How we cite our quotes: Citations follow this format: (Book.Chapter.Paragraph)
Quote #7
'You may be certain;' in the energy of her love [Louisa] took [Tom] to her bosom as if he were a child; 'that I will not reproach you. You may be certain that I will be compassionate and true to you. You may be certain that I will save you at whatever cost. O Tom, have you nothing to tell me? Whisper very softly. Say only ''yes,'' and I shall understand you!' […] Then the wretched boy looked cautiously up and found her gone, crept out of bed, fastened his door, and threw himself upon his pillow again: tearing his hair, morosely crying, grudgingly loving her, hatefully but impenitently spurning himself, and no less hatefully and unprofitably spurning all the good in the world. (2.8.75, 104)
Louisa and Tom are frequently transformed in the descriptive language from brother and sister to mother and son. Here she "takes him to her bosom as if he were a child" and he is "a boy" who ends up crying himself to sleep. What is sibling love like? What is maternal love like?
Quote #8
Mrs. Sparsit saw him detain her with his encircling arm, and heard him then and there, within her (Mrs. Sparsit's) greedy hearing, tell her how he loved her, and how she was the stake for which he ardently desired to play away all that he had in life. The objects he had lately pursued, turned worthless beside her; such success as was almost in his grasp, he flung away from him like the dirt it was, compared with her. Its pursuit, nevertheless, if it kept him near her, or its renunciation if it took him from her, or flight if she shared it, or secrecy if she commanded it, or any fate, or every fate, all was alike to him, so that she was true to him, — the man who had seen how cast away she was, whom she had inspired at their first meeting with an admiration, an interest, of which he had thought himself incapable, whom she had received into her confidence, who was devoted to her and adored her. (2.11.56)
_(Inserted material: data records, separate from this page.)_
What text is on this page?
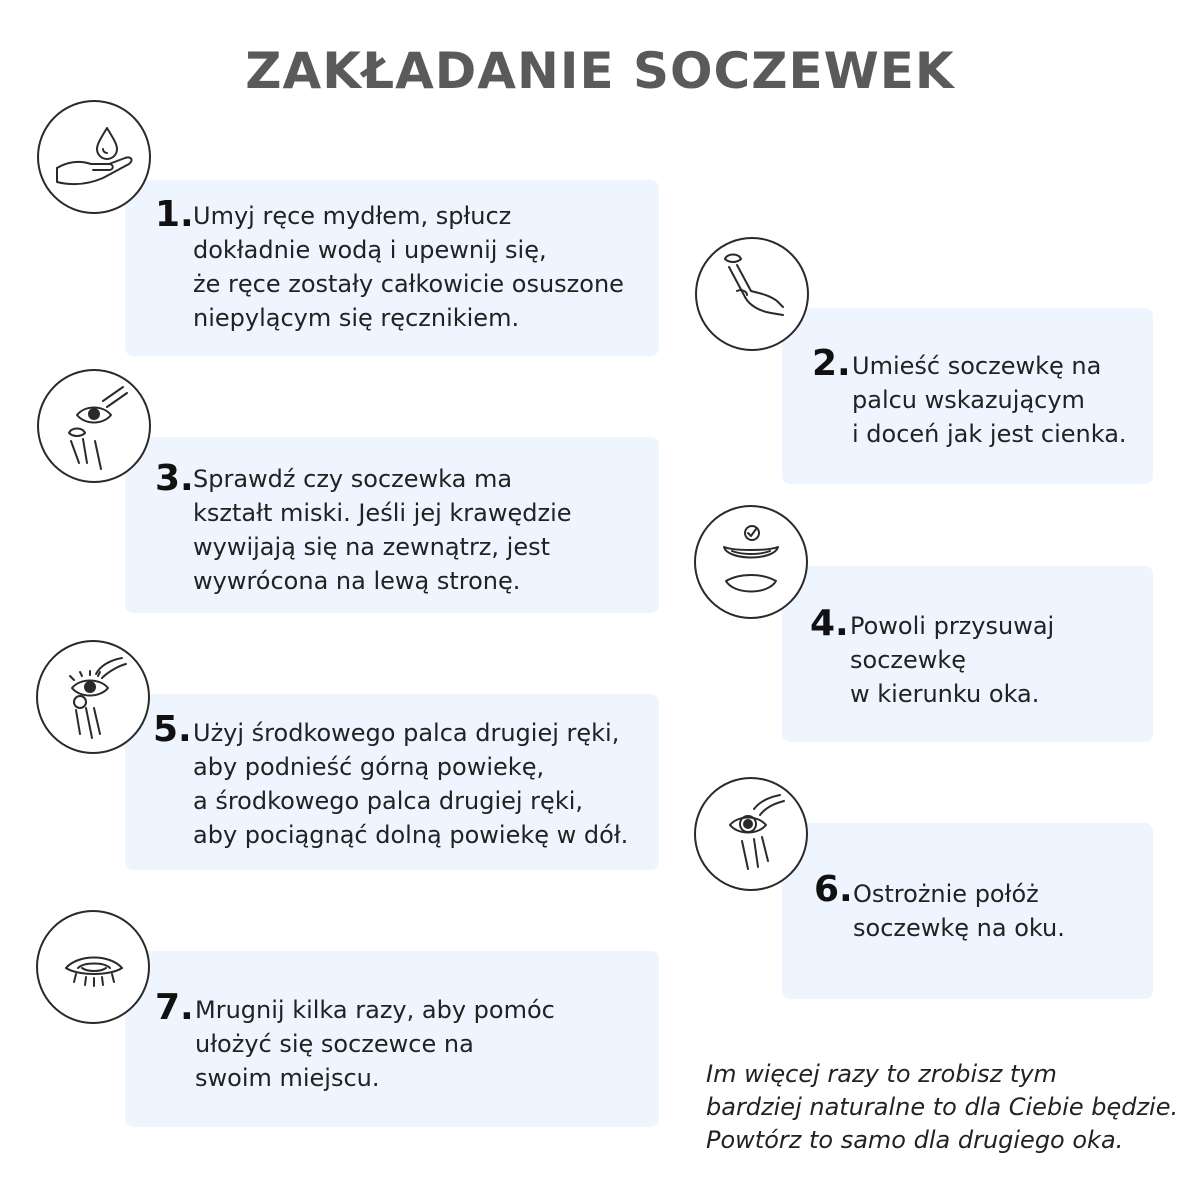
ZAKŁADANIE SOCZEWEK
1. Umyj ręce mydłem, spłucz
dokładnie wodą i upewnij się,
że ręce zostały całkowicie osuszone
niepylącym się ręcznikiem.
2. Umieść soczewkę na
palcu wskazującym
i doceń jak jest cienka.
3. Sprawdź czy soczewka ma
kształt miski. Jeśli jej krawędzie
wywijają się na zewnątrz, jest
wywrócona na lewą stronę.
4. Powoli przysuwaj
soczewkę
w kierunku oka.
5. Użyj środkowego palca drugiej ręki,
aby podnieść górną powiekę,
a środkowego palca drugiej ręki,
aby pociągnąć dolną powiekę w dół.
6. Ostrożnie połóż
soczewkę na oku.
7. Mrugnij kilka razy, aby pomóc
ułożyć się soczewce na
swoim miejscu.	Im więcej razy to zrobisz tym
bardziej naturalne to dla Ciebie będzie.
Powtórz to samo dla drugiego oka.
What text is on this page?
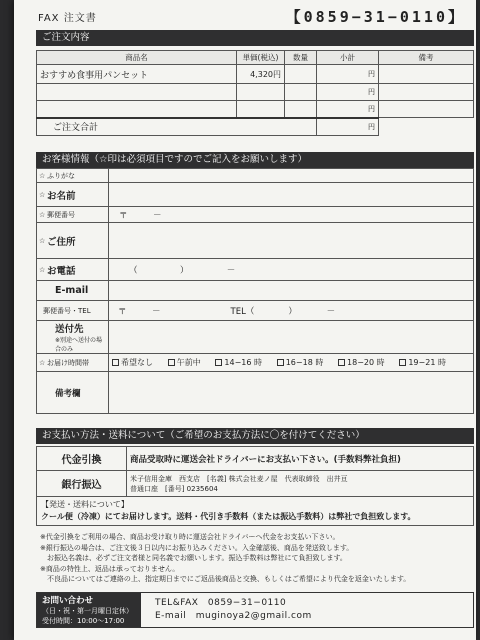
FAX 注文書	【0859−31−0110】
ご注文内容
商品名	単価(税込)	数量	小計	備考
おすすめ食事用パンセット	4,320円		円	
			円	
			円	
ご注文合計			円	
お客様情報（☆印は必須項目ですのでご記入をお願いします）
☆ ふりがな	

☆ お名前	

☆ 郵便番号	〒　　　－

☆ ご住所	

☆ お電話	（　　　　　）　　　　　－
E-mail	
郵便番号・TEL	〒　　　－ TEL（　　　　）　　　　－
送付先
※別途へ送付の場合のみ	

☆ お届け時間帯	希望なし 午前中 14−16 時 16−18 時 18−20 時 19−21 時
備考欄	
お支払い方法・送料について（ご希望のお支払方法に〇を付けてください）
代金引換	商品受取時に運送会社ドライバーにお支払い下さい。(手数料弊社負担)
銀行振込	米子信用金庫　西支店　[名義] 株式会社麦ノ屋　代表取締役　出井亘
普通口座　[番号] 0235604
【発送・送料について】
クール便（冷凍）にてお届けします。送料・代引き手数料（または振込手数料）は弊社で負担致します。	
※代金引換をご利用の場合、商品お受け取り時に運送会社ドライバーへ代金をお支払い下さい。
※銀行振込の場合は、ご注文後３日以内にお振り込みください。入金確認後、商品を発送致します。
　お振込名義は、必ずご注文者様と同名義でお願いします。振込手数料は弊社にて負担致します。
※商品の特性上、返品は承っておりません。
　不良品についてはご連絡の上、指定期日までにご返品後商品と交換、もしくはご希望により代金を返金いたします。
お問い合わせ
（日・祝・第一月曜日定休）
受付時間：10:00〜17:00
TEL&FAX　0859−31−0110
E-mail　muginoya2@gmail.com
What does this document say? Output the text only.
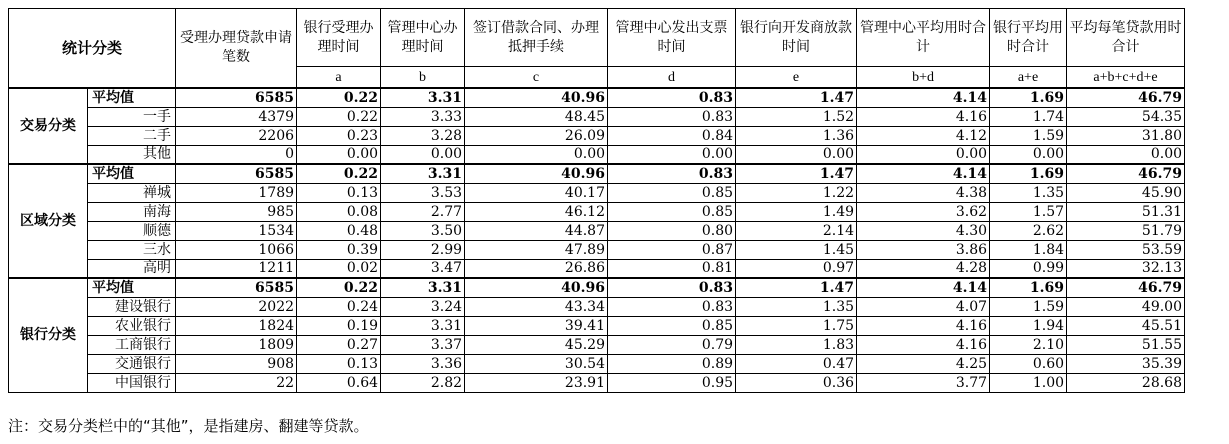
统计分类		受理办理贷款申请笔数	银行受理办理时间	管理中心办理时间	签订借款合同、办理抵押手续	管理中心发出支票时间	银行向开发商放款时间	管理中心平均用时合计	银行平均用时合计	平均每笔贷款用时合计
			a	b	c	d	e	b+d	a+e	a+b+c+d+e
交易分类	平均值	6585	0.22	3.31	40.96	0.83	1.47	4.14	1.69	46.79
	一手	4379	0.22	3.33	48.45	0.83	1.52	4.16	1.74	54.35
	二手	2206	0.23	3.28	26.09	0.84	1.36	4.12	1.59	31.80
	其他	0	0.00	0.00	0.00	0.00	0.00	0.00	0.00	0.00
区域分类	平均值	6585	0.22	3.31	40.96	0.83	1.47	4.14	1.69	46.79
	禅城	1789	0.13	3.53	40.17	0.85	1.22	4.38	1.35	45.90
	南海	985	0.08	2.77	46.12	0.85	1.49	3.62	1.57	51.31
	顺德	1534	0.48	3.50	44.87	0.80	2.14	4.30	2.62	51.79
	三水	1066	0.39	2.99	47.89	0.87	1.45	3.86	1.84	53.59
	高明	1211	0.02	3.47	26.86	0.81	0.97	4.28	0.99	32.13
银行分类	平均值	6585	0.22	3.31	40.96	0.83	1.47	4.14	1.69	46.79
	建设银行	2022	0.24	3.24	43.34	0.83	1.35	4.07	1.59	49.00
	农业银行	1824	0.19	3.31	39.41	0.85	1.75	4.16	1.94	45.51
	工商银行	1809	0.27	3.37	45.29	0.79	1.83	4.16	2.10	51.55
	交通银行	908	0.13	3.36	30.54	0.89	0.47	4.25	0.60	35.39
	中国银行	22	0.64	2.82	23.91	0.95	0.36	3.77	1.00	28.68
注：交易分类栏中的“其他”，是指建房、翻建等贷款。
Mrs. Sparsit is a character who is completely shallow, and yet is a very good interpreter of surface behavior (just as she changes her own surface behavior to mimic whatever she wants to get across). Here, she watches Harthouse, another shallow person and good surface reader, act the part of a man in love to perfection. Is he more believable to her because she is so used to feelings being mimicked and acted out rather than honestly felt?
Quote #9
'I am coming to it. Father, chance then threw into my way a new acquaintance; a man such as I had had no experience of; used to the world; light, polished, easy; making no pretences; avowing the low estimate of everything, that I was half afraid to form in secret; conveying to me almost immediately, though I don't know how or by what degrees, that he understood me, and read my thoughts. I could not find that he was worse than I. There seemed to be a near affinity between us. I only wondered it should be worth his while, who cared for nothing else, to care so much for me. […] I have done no worse, I have not disgraced you. But if you ask me whether I have loved him, or do love him, I tell you plainly, father, that it may be so. I don't know.' (2.12.36-41)
Harthouse wormed his way into her innermost secrets, but he is the only one who ever cared enough to do so. Underhanded or no, Louisa falls in love with him the same exact way that she married Bounderby – he's the only one who ever asked.